The ‘XML Sitemap’ feature allows you to create an XML Sitemap with all HTML 200 response pages discovered in a crawl, as well as PDFs and images. The ‘Images Sitemap’ is a little bit different to the ‘XML Sitemap’ option and including ‘images’. This option includes all images with a 200 response and ONLY pages that have images on them.
If you have over 49,999 URLs the SEO Spider will automatically create additional sitemap files and create a sitemap index file referencing the sitemap locations. The SEO Spider conforms to the standards outlined in sitemaps.org protocol.
Read our detailed tutorial on how to use the SEO Spider as an XML Sitemap Generator, or continue below for a quick overview of each of the XML Sitemap configuration options.
Adjusting Pages To Include
By default, only HTML pages with a ‘200’ response from a crawl will be included in the sitemap, so no 3XX, 4XX or 5XX responses. Pages which are ‘noindex’, ‘canonicalised’ (the canonical URL is different to the URL of the page), paginated (URLs with a rel=“prev”) or PDFs are also not included as standard, but this can be adjusted within the XML Sitemap ‘pages’ configuration.
If you have crawled URLs which you don’t want included in the XML Sitemap export, then simply highlight them in the user interface, right click and ‘remove’ before creating the XML sitemap. Alternatively you can export the ‘internal’ tab to Excel, filter and delete any URLs that are not required and re-upload the file in list mode before exporting the sitemap. Alternatively, simply block them via the exclude feature or robots.txt before a crawl.
It’s optional whether to include the ‘lastmod’ attribute in a XML Sitemap, so this is also optional in the SEO Spider. This configuration allows you to either use the server response, or a custom date for all URLs.
‘Priority’ is an optional attribute to include in an XML Sitemap.
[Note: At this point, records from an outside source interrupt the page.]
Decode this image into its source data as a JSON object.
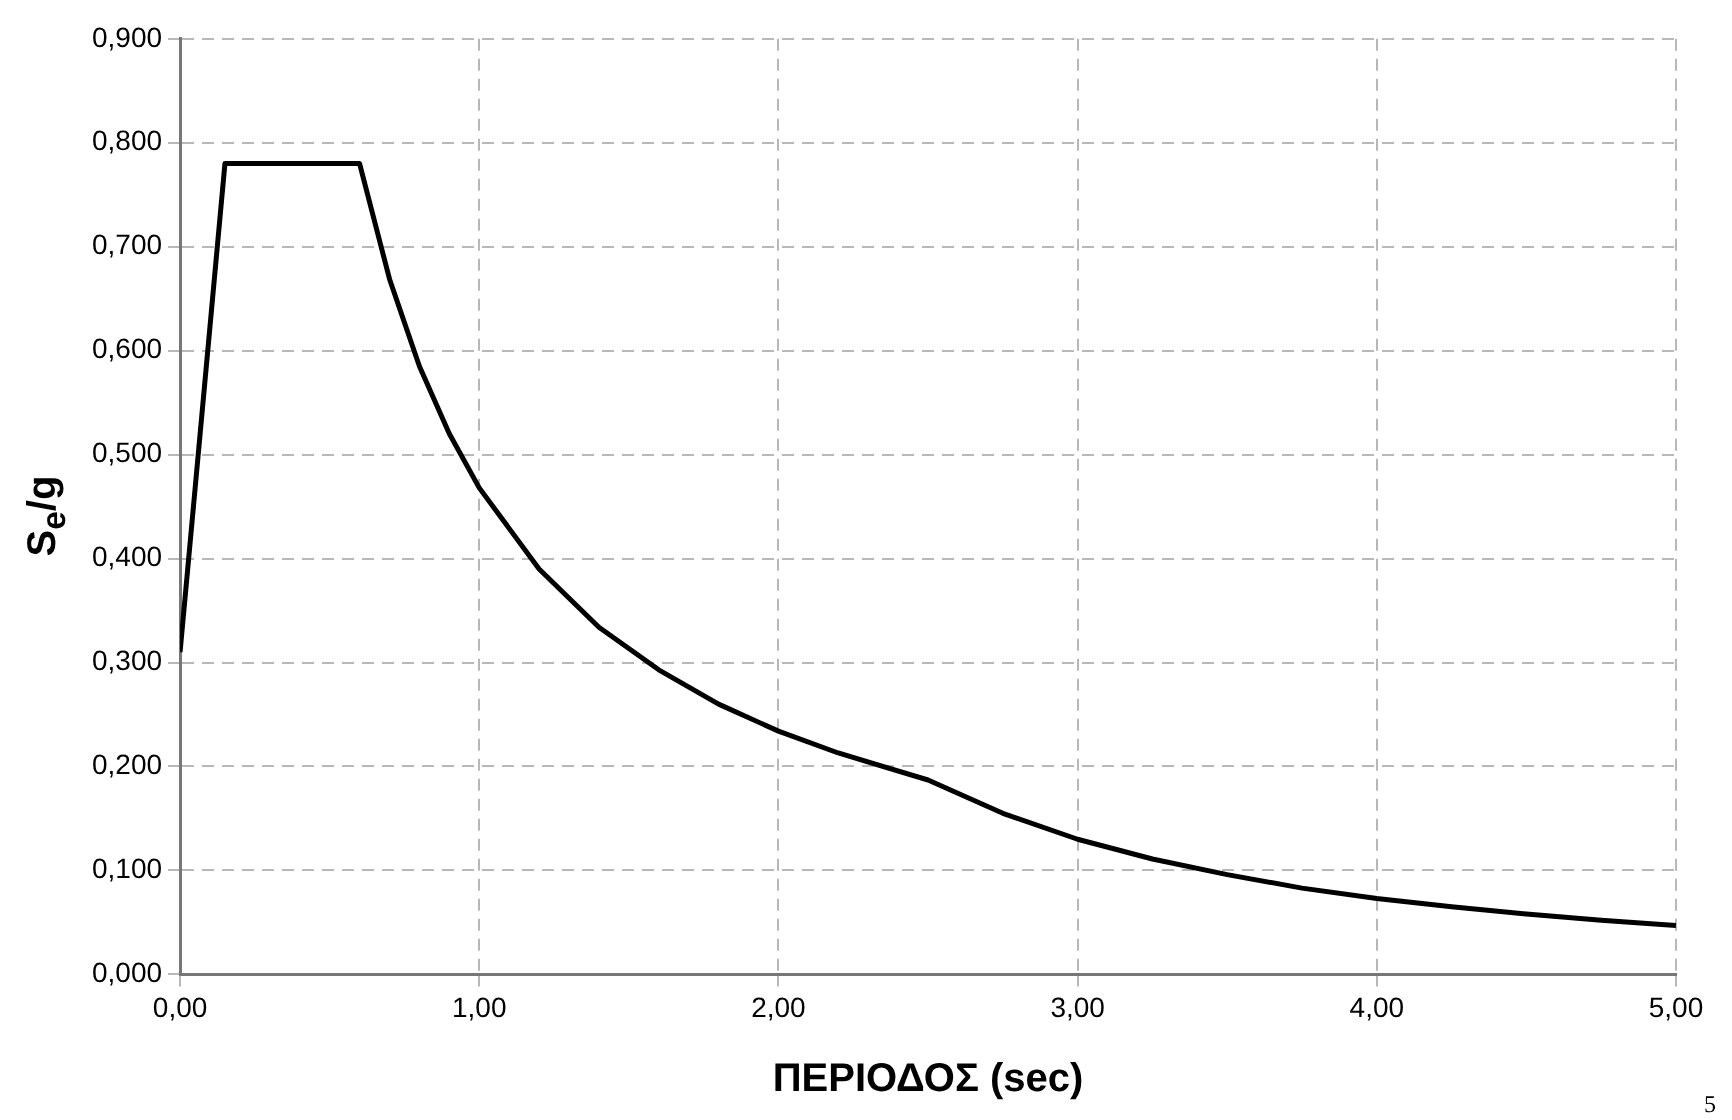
{
  "chart_data": {
    "type": "line",
    "xlabel": "ΠΕΡΙΟΔΟΣ (sec)",
    "ylabel": "S$_{e}$/g",
    "x": [
      0,
      0.15,
      0.6,
      0.7,
      0.8,
      0.9,
      1.0,
      1.2,
      1.4,
      1.6,
      1.8,
      2.0,
      2.2,
      2.5,
      2.75,
      3.0,
      3.25,
      3.5,
      3.75,
      4.0,
      4.25,
      4.5,
      4.75,
      5.0
    ],
    "series": [
      {
        "color": "#000000",
        "values": [
          0.31,
          0.78,
          0.78,
          0.669,
          0.585,
          0.52,
          0.468,
          0.39,
          0.334,
          0.293,
          0.26,
          0.234,
          0.213,
          0.187,
          0.155,
          0.13,
          0.111,
          0.096,
          0.083,
          0.073,
          0.065,
          0.058,
          0.052,
          0.047
        ]
      }
    ],
    "xlim": [
      0,
      5
    ],
    "xticks": [
      {
        "value": 0,
        "label": "0,00"
      },
      {
        "value": 1,
        "label": "1,00"
      },
      {
        "value": 2,
        "label": "2,00"
      },
      {
        "value": 3,
        "label": "3,00"
      },
      {
        "value": 4,
        "label": "4,00"
      },
      {
        "value": 5,
        "label": "5,00"
      }
    ],
    "ylim": [
      0,
      0.9
    ],
    "yticks": [
      {
        "value": 0,
        "label": "0,000"
      },
      {
        "value": 0.1,
        "label": "0,100"
      },
      {
        "value": 0.2,
        "label": "0,200"
      },
      {
        "value": 0.3,
        "label": "0,300"
      },
      {
        "value": 0.4,
        "label": "0,400"
      },
      {
        "value": 0.5,
        "label": "0,500"
      },
      {
        "value": 0.6,
        "label": "0,600"
      },
      {
        "value": 0.7,
        "label": "0,700"
      },
      {
        "value": 0.8,
        "label": "0,800"
      },
      {
        "value": 0.9,
        "label": "0,900"
      }
    ],
    "grid": true,
    "marker": "none",
    "line_style": "solid",
    "annotations": [
      "5"
    ]
  }
}
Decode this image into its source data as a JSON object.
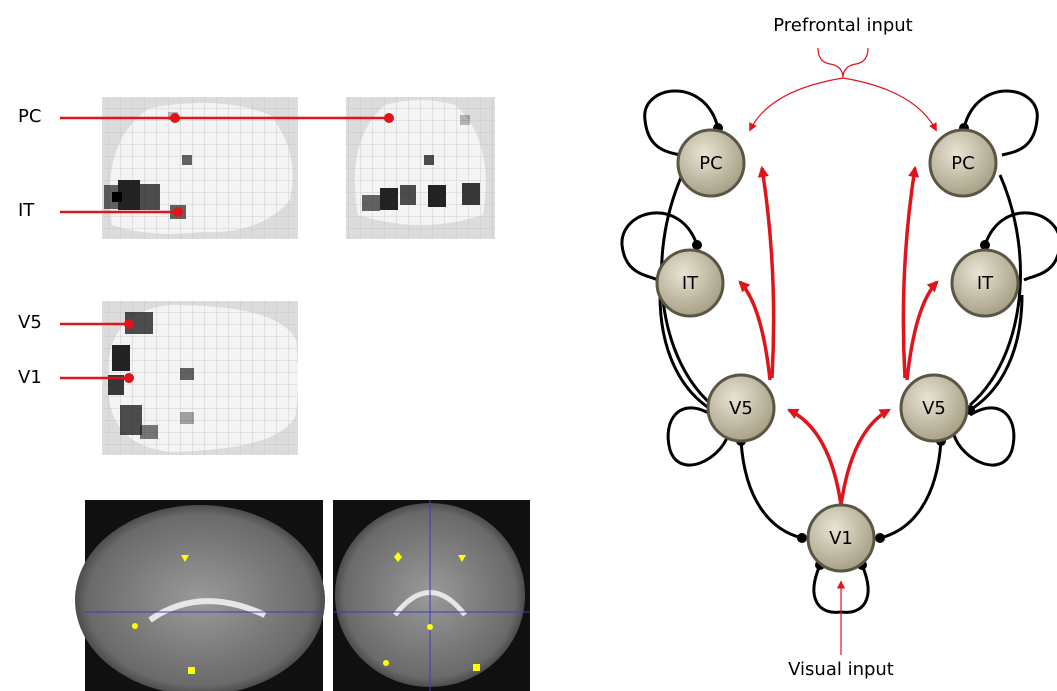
{
  "left_labels": [
    "PC",
    "IT",
    "V5",
    "V1"
  ],
  "nodes": [
    {
      "label": "PC"
    },
    {
      "label": "PC"
    },
    {
      "label": "IT"
    },
    {
      "label": "IT"
    },
    {
      "label": "V5"
    },
    {
      "label": "V5"
    },
    {
      "label": "V1"
    }
  ],
  "inputs": {
    "top": "Prefrontal input",
    "bottom": "Visual input"
  }
}
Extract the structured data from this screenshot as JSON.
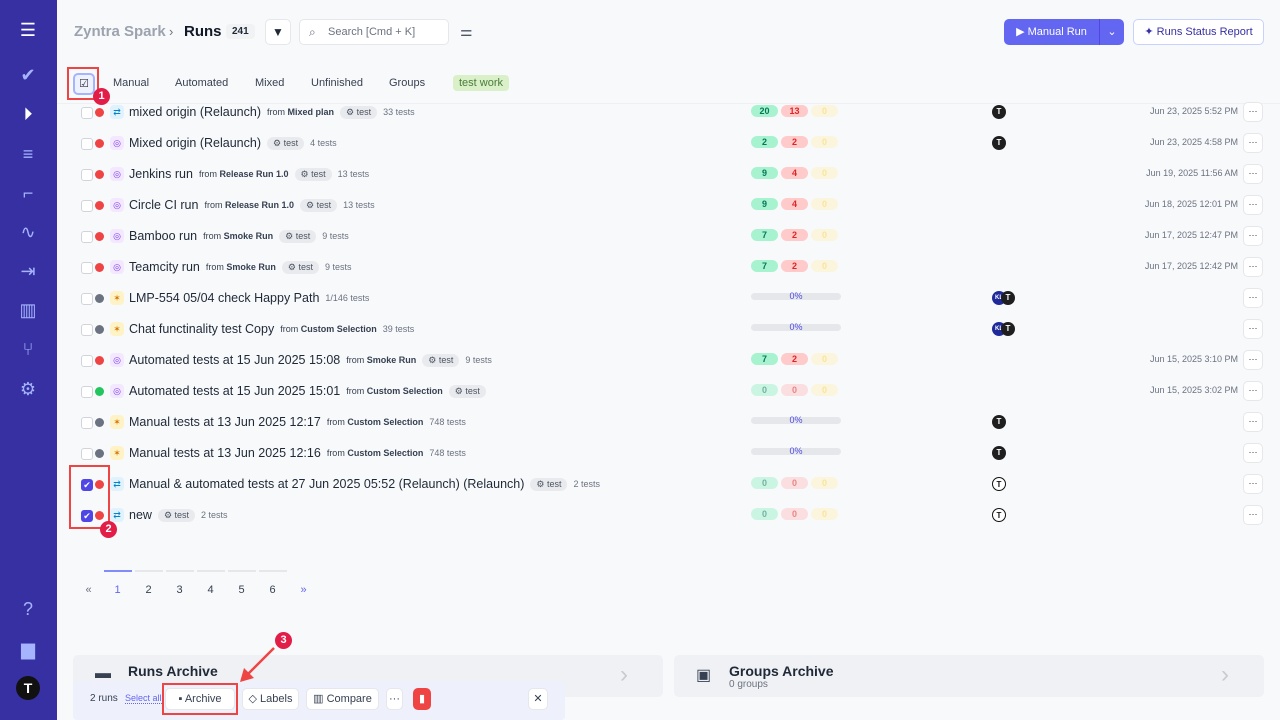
{
  "header": {
    "breadcrumb": "Zyntra Spark",
    "title": "Runs",
    "count": "241",
    "search_placeholder": "Search [Cmd + K]",
    "manual_run": "Manual Run",
    "report": "Runs Status Report"
  },
  "tabs": [
    "Manual",
    "Automated",
    "Mixed",
    "Unfinished",
    "Groups",
    "test work"
  ],
  "colors": {
    "sidebar": "#3730a3",
    "accent": "#6366f1",
    "failed": "#ef4444",
    "passed": "#22c55e"
  },
  "rows": [
    {
      "title": "mixed origin (Relaunch)",
      "from": "Mixed plan",
      "tag": "test",
      "tests": "33 tests",
      "type": "mixed",
      "status": "failed",
      "stats": [
        20,
        13,
        0
      ],
      "avatars": [
        "T"
      ],
      "date": "Jun 23, 2025 5:52 PM",
      "checked": false
    },
    {
      "title": "Mixed origin (Relaunch)",
      "from": "",
      "tag": "test",
      "tests": "4 tests",
      "type": "automated",
      "status": "failed",
      "stats": [
        2,
        2,
        0
      ],
      "avatars": [
        "T"
      ],
      "date": "Jun 23, 2025 4:58 PM",
      "checked": false
    },
    {
      "title": "Jenkins run",
      "from": "Release Run 1.0",
      "tag": "test",
      "tests": "13 tests",
      "type": "automated",
      "status": "failed",
      "stats": [
        9,
        4,
        0
      ],
      "avatars": [],
      "date": "Jun 19, 2025 11:56 AM",
      "checked": false
    },
    {
      "title": "Circle CI run",
      "from": "Release Run 1.0",
      "tag": "test",
      "tests": "13 tests",
      "type": "automated",
      "status": "failed",
      "stats": [
        9,
        4,
        0
      ],
      "avatars": [],
      "date": "Jun 18, 2025 12:01 PM",
      "checked": false
    },
    {
      "title": "Bamboo run",
      "from": "Smoke Run",
      "tag": "test",
      "tests": "9 tests",
      "type": "automated",
      "status": "failed",
      "stats": [
        7,
        2,
        0
      ],
      "avatars": [],
      "date": "Jun 17, 2025 12:47 PM",
      "checked": false
    },
    {
      "title": "Teamcity run",
      "from": "Smoke Run",
      "tag": "test",
      "tests": "9 tests",
      "type": "automated",
      "status": "failed",
      "stats": [
        7,
        2,
        0
      ],
      "avatars": [],
      "date": "Jun 17, 2025 12:42 PM",
      "checked": false
    },
    {
      "title": "LMP-554 05/04 check Happy Path",
      "from": "",
      "tag": "",
      "tests": "1/146 tests",
      "type": "manual",
      "status": "pending",
      "progress": "0%",
      "avatars": [
        "KL",
        "T"
      ],
      "date": "",
      "checked": false
    },
    {
      "title": "Chat functinality test Copy",
      "from": "Custom Selection",
      "tag": "",
      "tests": "39 tests",
      "type": "manual",
      "status": "pending",
      "progress": "0%",
      "avatars": [
        "KL",
        "T"
      ],
      "date": "",
      "checked": false
    },
    {
      "title": "Automated tests at 15 Jun 2025 15:08",
      "from": "Smoke Run",
      "tag": "test",
      "tests": "9 tests",
      "type": "automated",
      "status": "failed",
      "stats": [
        7,
        2,
        0
      ],
      "avatars": [],
      "date": "Jun 15, 2025 3:10 PM",
      "checked": false
    },
    {
      "title": "Automated tests at 15 Jun 2025 15:01",
      "from": "Custom Selection",
      "tag": "test",
      "tests": "",
      "type": "automated",
      "status": "passed",
      "stats": [
        0,
        0,
        0
      ],
      "avatars": [],
      "date": "Jun 15, 2025 3:02 PM",
      "checked": false
    },
    {
      "title": "Manual tests at 13 Jun 2025 12:17",
      "from": "Custom Selection",
      "tag": "",
      "tests": "748 tests",
      "type": "manual",
      "status": "pending",
      "progress": "0%",
      "avatars": [
        "T"
      ],
      "date": "",
      "checked": false
    },
    {
      "title": "Manual tests at 13 Jun 2025 12:16",
      "from": "Custom Selection",
      "tag": "",
      "tests": "748 tests",
      "type": "manual",
      "status": "pending",
      "progress": "0%",
      "avatars": [
        "T"
      ],
      "date": "",
      "checked": false
    },
    {
      "title": "Manual & automated tests at 27 Jun 2025 05:52 (Relaunch) (Relaunch)",
      "from": "",
      "tag": "test",
      "tests": "2 tests",
      "type": "mixed",
      "status": "failed",
      "stats": [
        0,
        0,
        0
      ],
      "avatars": [
        "T-outline"
      ],
      "date": "",
      "checked": true
    },
    {
      "title": "new",
      "from": "",
      "tag": "test",
      "tests": "2 tests",
      "type": "mixed",
      "status": "failed",
      "stats": [
        0,
        0,
        0
      ],
      "avatars": [
        "T-outline"
      ],
      "date": "",
      "checked": true
    }
  ],
  "from_label": "from",
  "pagination": {
    "prev": "«",
    "pages": [
      "1",
      "2",
      "3",
      "4",
      "5",
      "6"
    ],
    "next": "»",
    "current": "1"
  },
  "archive": {
    "runs_title": "Runs Archive",
    "groups_title": "Groups Archive",
    "groups_sub": "0 groups"
  },
  "bulk": {
    "count": "2 runs",
    "select_all": "Select all",
    "archive": "Archive",
    "labels": "Labels",
    "compare": "Compare"
  },
  "annotations": [
    "1",
    "2",
    "3"
  ]
}
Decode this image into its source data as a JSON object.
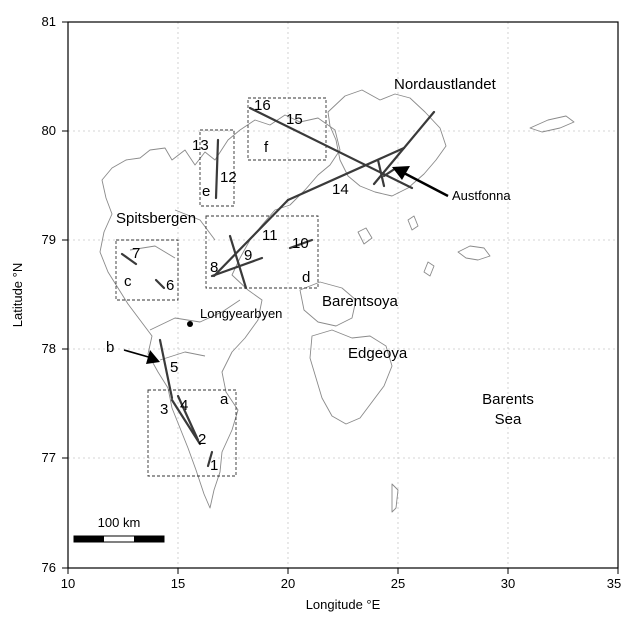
{
  "axes": {
    "xlabel": "Longitude °E",
    "ylabel": "Latitude °N",
    "x_ticks": [
      "10",
      "15",
      "20",
      "25",
      "30",
      "35"
    ],
    "y_ticks": [
      "81",
      "80",
      "79",
      "78",
      "77",
      "76"
    ],
    "x_range": [
      10,
      35
    ],
    "y_range": [
      76,
      81
    ],
    "grid": true
  },
  "places": {
    "nordaustlandet": "Nordaustlandet",
    "spitsbergen": "Spitsbergen",
    "austfonna": "Austfonna",
    "longyearbyen": "Longyearbyen",
    "barentsoya": "Barentsoya",
    "edgeoya": "Edgeoya",
    "barents_line1": "Barents",
    "barents_line2": "Sea"
  },
  "study_areas": [
    "a",
    "b",
    "c",
    "d",
    "e",
    "f"
  ],
  "profile_numbers": [
    "1",
    "2",
    "3",
    "4",
    "5",
    "6",
    "7",
    "8",
    "9",
    "10",
    "11",
    "12",
    "13",
    "14",
    "15",
    "16"
  ],
  "scale_bar": {
    "label": "100 km"
  },
  "colors": {
    "coastline": "#8a8a8a",
    "tracks": "#3a3a3a",
    "grid": "#c8c8c8"
  }
}
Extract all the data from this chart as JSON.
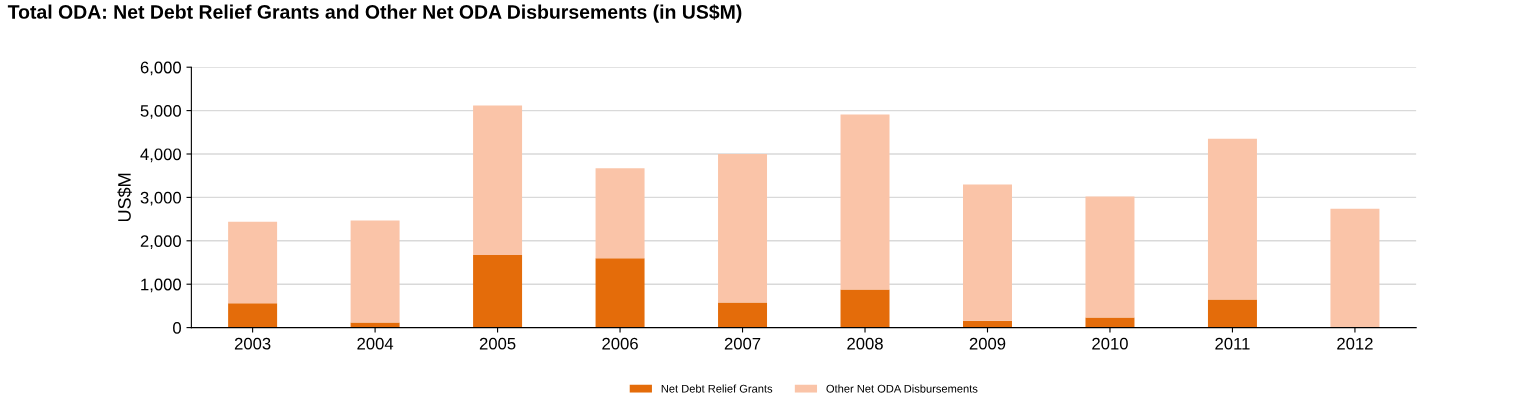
{
  "chart_data": {
    "type": "bar",
    "title": "Total ODA: Net Debt Relief Grants and Other Net ODA Disbursements (in US$M)",
    "ylabel": "US$M",
    "categories": [
      "2003",
      "2004",
      "2005",
      "2006",
      "2007",
      "2008",
      "2009",
      "2010",
      "2011",
      "2012"
    ],
    "stacked": true,
    "series": [
      {
        "name": "Net Debt Relief Grants",
        "color": "#e46c0a",
        "values": [
          560,
          120,
          1670,
          1600,
          580,
          880,
          160,
          230,
          650,
          0
        ]
      },
      {
        "name": "Other Net ODA Disbursements",
        "color": "#fac4a8",
        "values": [
          1880,
          2350,
          3450,
          2070,
          3420,
          4030,
          3140,
          2790,
          3700,
          2740
        ]
      }
    ],
    "ylim": [
      0,
      6000
    ],
    "yticks": [
      {
        "value": 0,
        "label": "0"
      },
      {
        "value": 1000,
        "label": "1,000"
      },
      {
        "value": 2000,
        "label": "2,000"
      },
      {
        "value": 3000,
        "label": "3,000"
      },
      {
        "value": 4000,
        "label": "4,000"
      },
      {
        "value": 5000,
        "label": "5,000"
      },
      {
        "value": 6000,
        "label": "6,000"
      }
    ],
    "grid": "y",
    "legend": "bottom"
  }
}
You can ‘untick’ the ‘include priority tag’ box, if you don’t want to set the priority of URLs.
It’s optional whether to include the ‘changefreq’ attribute and the SEO Spider allows you to configure these based from the ‘last modification header’ or ‘level’ (depth) of the URLs. The ‘calculate from last modified header’ option means if the page has been changed in the last 24 hours, it will be set to ‘daily’, if not, it’s set as ‘monthly’.
It’s entirely optional whether to include images in the XML sitemap. If the ‘include images’ option is ticked, then all images under the ‘Internal’ tab (and under ‘Images’) will be included by default. As shown in the screenshot below, you can also choose to include images which reside on a CDN and appear under the ‘external’ tab within the UI.
Typically images like logos or social profile icons are not included in an image sitemap, so you can also choose to only include images with a certain number of source attribute references to help exclude these. Often images like logos are linked to sitewide, while images on product pages for example might only be linked to once or twice. There is a IMG Inlinks column in the ‘images’ tab which shows how many times an image is referenced to help decide the number of ‘inlinks’ which might be a suitable for inclusion.